Wartawan diplomat, Djafar Assegaf.
Foto: antarajateng.com
Wartawan diplomat, Djafar Assegaf.

REPUBLIKA.CO.ID, "Ku kira setelah ikut berjuang membela kemerdekaan, negeri ini 10 hingga 20 tahun kemudian bisa menyamai Eropa. Ternyata, perjuanganku harus terus berlanjut karena menandingi Singapura pun kita belum bisa."

Kalimat di atas pernah diucapkan Sayyid Djafar bin Husein bin Ahmad Assegaf alias Djafar Assegaf. Hingga nafas terakhirnya, Djafar belum bisa melihat bangsa ini sejajar dengan Eropa.

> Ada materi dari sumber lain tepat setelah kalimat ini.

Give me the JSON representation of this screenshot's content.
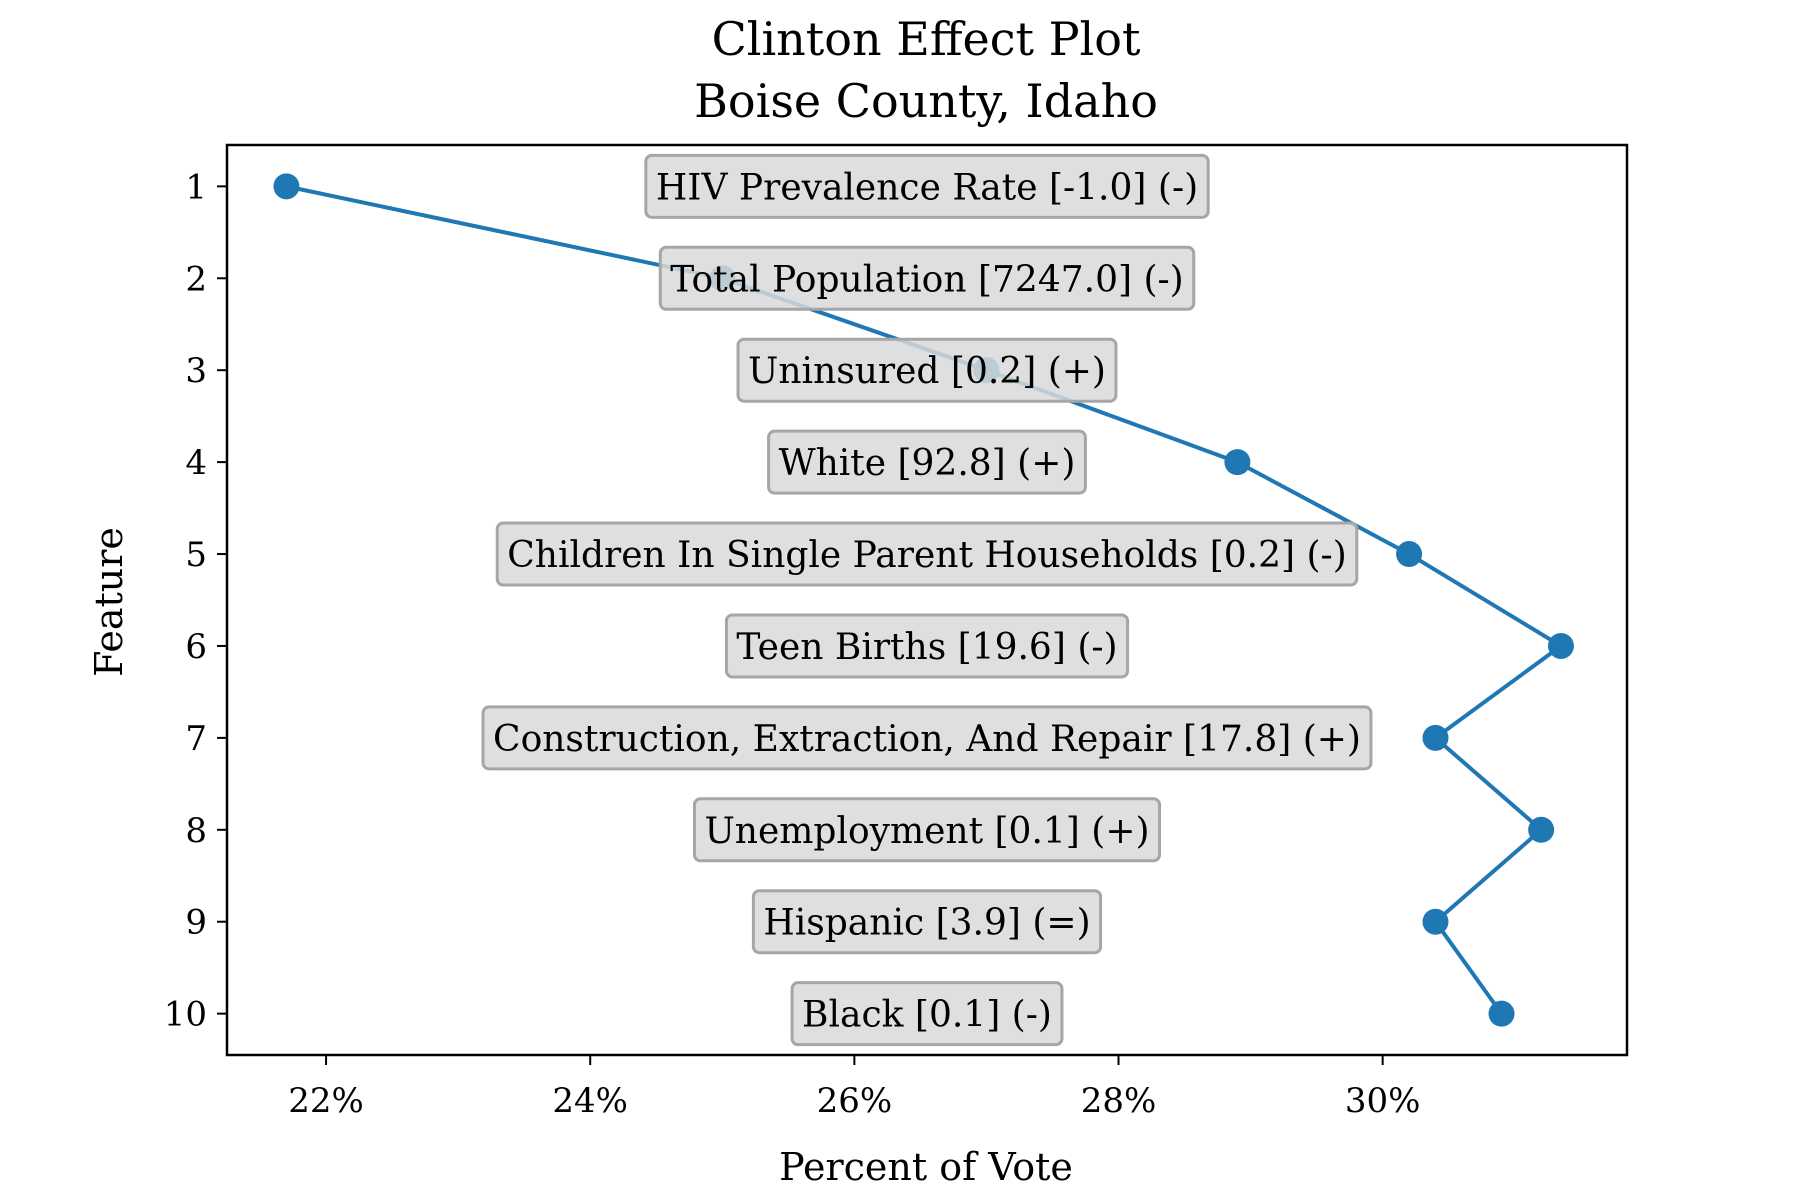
{
  "chart_data": {
    "type": "line",
    "title": "Clinton Effect Plot",
    "subtitle": "Boise County, Idaho",
    "xlabel": "Percent of Vote",
    "ylabel": "Feature",
    "xlim": [
      21.25,
      31.85
    ],
    "ylim": [
      10.45,
      0.55
    ],
    "x_ticks": [
      22,
      24,
      26,
      28,
      30
    ],
    "x_tick_labels": [
      "22%",
      "24%",
      "26%",
      "28%",
      "30%"
    ],
    "y_ticks": [
      1,
      2,
      3,
      4,
      5,
      6,
      7,
      8,
      9,
      10
    ],
    "y_tick_labels": [
      "1",
      "2",
      "3",
      "4",
      "5",
      "6",
      "7",
      "8",
      "9",
      "10"
    ],
    "grid": false,
    "series_color": "#1f77b4",
    "label_box_fill": "#d9d9d9",
    "label_box_stroke": "#a6a6a6",
    "points": [
      {
        "feature": 1,
        "x": 21.7,
        "label": "HIV Prevalence Rate [-1.0] (-)"
      },
      {
        "feature": 2,
        "x": 25.0,
        "label": "Total Population [7247.0] (-)"
      },
      {
        "feature": 3,
        "x": 27.0,
        "label": "Uninsured [0.2] (+)"
      },
      {
        "feature": 4,
        "x": 28.9,
        "label": "White [92.8] (+)"
      },
      {
        "feature": 5,
        "x": 30.2,
        "label": "Children In Single Parent Households [0.2] (-)"
      },
      {
        "feature": 6,
        "x": 31.35,
        "label": "Teen Births [19.6] (-)"
      },
      {
        "feature": 7,
        "x": 30.4,
        "label": "Construction, Extraction, And Repair [17.8] (+)"
      },
      {
        "feature": 8,
        "x": 31.2,
        "label": "Unemployment [0.1] (+)"
      },
      {
        "feature": 9,
        "x": 30.4,
        "label": "Hispanic [3.9] (=)"
      },
      {
        "feature": 10,
        "x": 30.9,
        "label": "Black [0.1] (-)"
      }
    ]
  }
}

Selama sekitar 70 tahun, Djafar telah berjuang untuk mewujudkan citanya. Cita-cita untuk melihat Indonesia menjadi salah satu negara yang disegani dunia. Perjuangan Djafar dia tumpahkan lewat goresan pena sebagai seorang wartawan.

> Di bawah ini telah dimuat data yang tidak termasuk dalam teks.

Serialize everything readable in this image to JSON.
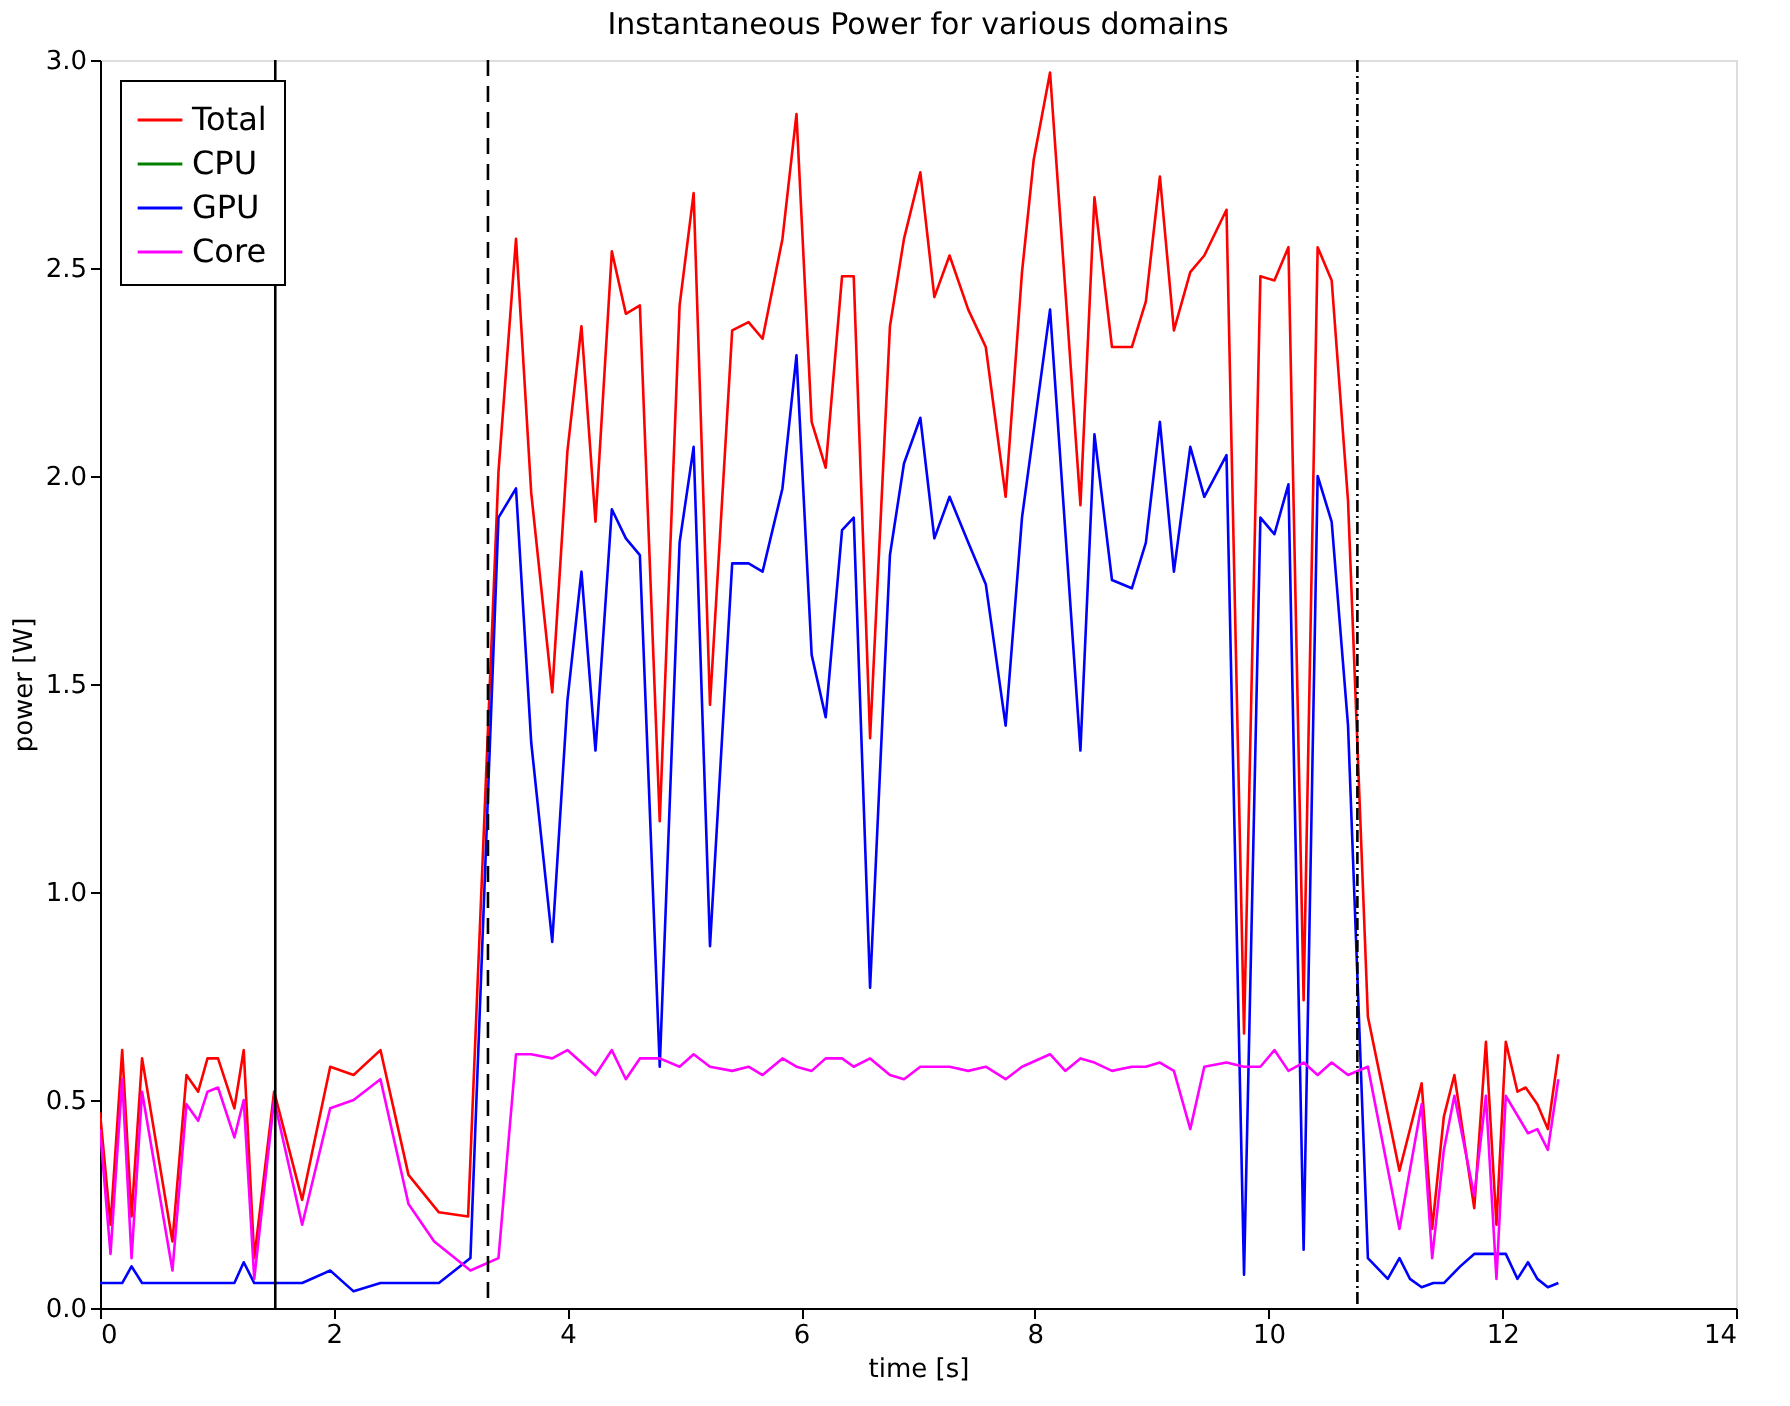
{
  "chart_data": {
    "type": "line",
    "title": "Instantaneous Power for various domains",
    "xlabel": "time [s]",
    "ylabel": "power [W]",
    "xlim": [
      0,
      14
    ],
    "xticks": [
      0,
      2,
      4,
      6,
      8,
      10,
      12,
      14
    ],
    "ylim": [
      0,
      3.0
    ],
    "yticks": [
      {
        "value": 0,
        "label": "0.0"
      },
      {
        "value": 0.5,
        "label": "0.5"
      },
      {
        "value": 1,
        "label": "1.0"
      },
      {
        "value": 1.5,
        "label": "1.5"
      },
      {
        "value": 2,
        "label": "2.0"
      },
      {
        "value": 2.5,
        "label": "2.5"
      },
      {
        "value": 3,
        "label": "3.0"
      }
    ],
    "grid": false,
    "legend": "top left",
    "marker": "none",
    "line_style": "solid",
    "series": [
      {
        "name": "Total",
        "color": "#ff0000",
        "x": [
          0,
          0.09,
          0.19,
          0.27,
          0.36,
          0.62,
          0.74,
          0.84,
          0.92,
          1.01,
          1.15,
          1.23,
          1.32,
          1.49,
          1.73,
          1.97,
          2.17,
          2.4,
          2.64,
          2.9,
          3.15,
          3.41,
          3.56,
          3.69,
          3.87,
          4.0,
          4.12,
          4.24,
          4.38,
          4.5,
          4.62,
          4.79,
          4.96,
          5.08,
          5.22,
          5.41,
          5.55,
          5.67,
          5.84,
          5.96,
          6.09,
          6.21,
          6.35,
          6.45,
          6.59,
          6.76,
          6.88,
          7.02,
          7.14,
          7.27,
          7.43,
          7.58,
          7.75,
          7.89,
          7.99,
          8.13,
          8.39,
          8.51,
          8.66,
          8.83,
          8.95,
          9.07,
          9.19,
          9.33,
          9.45,
          9.64,
          9.79,
          9.93,
          10.05,
          10.17,
          10.3,
          10.42,
          10.54,
          10.68,
          10.85,
          11.12,
          11.31,
          11.4,
          11.5,
          11.59,
          11.76,
          11.86,
          11.95,
          12.03,
          12.13,
          12.2,
          12.3,
          12.39,
          12.48
        ],
        "values": [
          0.47,
          0.2,
          0.62,
          0.22,
          0.6,
          0.16,
          0.56,
          0.52,
          0.6,
          0.6,
          0.48,
          0.62,
          0.12,
          0.52,
          0.26,
          0.58,
          0.56,
          0.62,
          0.32,
          0.23,
          0.22,
          2.01,
          2.57,
          1.96,
          1.48,
          2.06,
          2.36,
          1.89,
          2.54,
          2.39,
          2.41,
          1.17,
          2.41,
          2.68,
          1.45,
          2.35,
          2.37,
          2.33,
          2.57,
          2.87,
          2.13,
          2.02,
          2.48,
          2.48,
          1.37,
          2.36,
          2.57,
          2.73,
          2.43,
          2.53,
          2.4,
          2.31,
          1.95,
          2.49,
          2.76,
          2.97,
          1.93,
          2.67,
          2.31,
          2.31,
          2.42,
          2.72,
          2.35,
          2.49,
          2.53,
          2.64,
          0.66,
          2.48,
          2.47,
          2.55,
          0.74,
          2.55,
          2.47,
          1.94,
          0.7,
          0.33,
          0.54,
          0.19,
          0.46,
          0.56,
          0.24,
          0.64,
          0.2,
          0.64,
          0.52,
          0.53,
          0.49,
          0.43,
          0.61
        ]
      },
      {
        "name": "CPU",
        "color": "#008000"
      },
      {
        "name": "GPU",
        "color": "#0000ff",
        "x": [
          0,
          0.19,
          0.27,
          0.36,
          0.74,
          0.84,
          1.15,
          1.23,
          1.32,
          1.73,
          1.97,
          2.17,
          2.4,
          2.9,
          3.17,
          3.41,
          3.56,
          3.69,
          3.87,
          4.0,
          4.12,
          4.24,
          4.38,
          4.5,
          4.62,
          4.79,
          4.96,
          5.08,
          5.22,
          5.41,
          5.55,
          5.67,
          5.84,
          5.96,
          6.09,
          6.21,
          6.35,
          6.45,
          6.59,
          6.76,
          6.88,
          7.02,
          7.14,
          7.27,
          7.43,
          7.58,
          7.75,
          7.89,
          8.13,
          8.39,
          8.51,
          8.66,
          8.83,
          8.95,
          9.07,
          9.19,
          9.33,
          9.45,
          9.64,
          9.79,
          9.93,
          10.05,
          10.17,
          10.3,
          10.42,
          10.54,
          10.68,
          10.85,
          11.02,
          11.12,
          11.21,
          11.31,
          11.41,
          11.5,
          11.64,
          11.76,
          12.03,
          12.13,
          12.22,
          12.3,
          12.39,
          12.48
        ],
        "values": [
          0.06,
          0.06,
          0.1,
          0.06,
          0.06,
          0.06,
          0.06,
          0.11,
          0.06,
          0.06,
          0.09,
          0.04,
          0.06,
          0.06,
          0.12,
          1.9,
          1.97,
          1.36,
          0.88,
          1.46,
          1.77,
          1.34,
          1.92,
          1.85,
          1.81,
          0.58,
          1.84,
          2.07,
          0.87,
          1.79,
          1.79,
          1.77,
          1.97,
          2.29,
          1.57,
          1.42,
          1.87,
          1.9,
          0.77,
          1.81,
          2.03,
          2.14,
          1.85,
          1.95,
          1.84,
          1.74,
          1.4,
          1.9,
          2.4,
          1.34,
          2.1,
          1.75,
          1.73,
          1.84,
          2.13,
          1.77,
          2.07,
          1.95,
          2.05,
          0.08,
          1.9,
          1.86,
          1.98,
          0.14,
          2.0,
          1.89,
          1.4,
          0.12,
          0.07,
          0.12,
          0.07,
          0.05,
          0.06,
          0.06,
          0.1,
          0.13,
          0.13,
          0.07,
          0.11,
          0.07,
          0.05,
          0.06
        ]
      },
      {
        "name": "Core",
        "color": "#ff00ff",
        "x": [
          0,
          0.09,
          0.19,
          0.27,
          0.36,
          0.62,
          0.74,
          0.84,
          0.92,
          1.01,
          1.15,
          1.23,
          1.32,
          1.49,
          1.73,
          1.97,
          2.17,
          2.4,
          2.64,
          2.86,
          3.17,
          3.41,
          3.56,
          3.69,
          3.87,
          4.0,
          4.12,
          4.24,
          4.38,
          4.5,
          4.62,
          4.79,
          4.96,
          5.08,
          5.22,
          5.41,
          5.55,
          5.67,
          5.84,
          5.96,
          6.09,
          6.21,
          6.35,
          6.45,
          6.59,
          6.76,
          6.88,
          7.02,
          7.14,
          7.27,
          7.43,
          7.58,
          7.75,
          7.89,
          8.13,
          8.26,
          8.39,
          8.51,
          8.66,
          8.83,
          8.95,
          9.07,
          9.19,
          9.33,
          9.45,
          9.64,
          9.79,
          9.93,
          10.05,
          10.17,
          10.3,
          10.42,
          10.54,
          10.68,
          10.85,
          11.12,
          11.31,
          11.4,
          11.5,
          11.59,
          11.76,
          11.86,
          11.95,
          12.03,
          12.22,
          12.3,
          12.39,
          12.48
        ],
        "values": [
          0.43,
          0.13,
          0.55,
          0.12,
          0.52,
          0.09,
          0.49,
          0.45,
          0.52,
          0.53,
          0.41,
          0.5,
          0.07,
          0.5,
          0.2,
          0.48,
          0.5,
          0.55,
          0.25,
          0.16,
          0.09,
          0.12,
          0.61,
          0.61,
          0.6,
          0.62,
          0.59,
          0.56,
          0.62,
          0.55,
          0.6,
          0.6,
          0.58,
          0.61,
          0.58,
          0.57,
          0.58,
          0.56,
          0.6,
          0.58,
          0.57,
          0.6,
          0.6,
          0.58,
          0.6,
          0.56,
          0.55,
          0.58,
          0.58,
          0.58,
          0.57,
          0.58,
          0.55,
          0.58,
          0.61,
          0.57,
          0.6,
          0.59,
          0.57,
          0.58,
          0.58,
          0.59,
          0.57,
          0.43,
          0.58,
          0.59,
          0.58,
          0.58,
          0.62,
          0.57,
          0.59,
          0.56,
          0.59,
          0.56,
          0.58,
          0.19,
          0.49,
          0.12,
          0.38,
          0.51,
          0.27,
          0.51,
          0.07,
          0.51,
          0.42,
          0.43,
          0.38,
          0.55
        ]
      }
    ],
    "ref_lines": [
      {
        "axis": "x",
        "value": 1.5,
        "color": "#000000",
        "line_style": "solid"
      },
      {
        "axis": "x",
        "value": 3.32,
        "color": "#000000",
        "line_style": "dashed"
      },
      {
        "axis": "x",
        "value": 10.76,
        "color": "#000000",
        "line_style": "dashdot"
      }
    ]
  }
}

Tajamnya pena Djafar itu pula yang membuatnya dipercaya menjadi Duta Besar Indonesia untuk Vietnam. Kini, Indonesia kehilangan tokoh berpena tajam itu. Pada Rabu (12/6), sekitar pukul 05.00 WIB, Djafar Assegaf berpulang keharibaan Tuhan Yang Mahakuasa.

Pria kelahiran Tanjungkarang, Lampung, 12 Desember 1932, selama ini dikenal tegas dalam bicara dan bersikap. Terutama bila bicara politik, diplomasi, militer, dan pers.

Dia pun dikenal memiliki semangat yang tak lekang oleh usia dan zaman. Kepada sejumlah rekan dan wartawan yang lebih muda, Djafar senantiasa memberi wejangan berharga.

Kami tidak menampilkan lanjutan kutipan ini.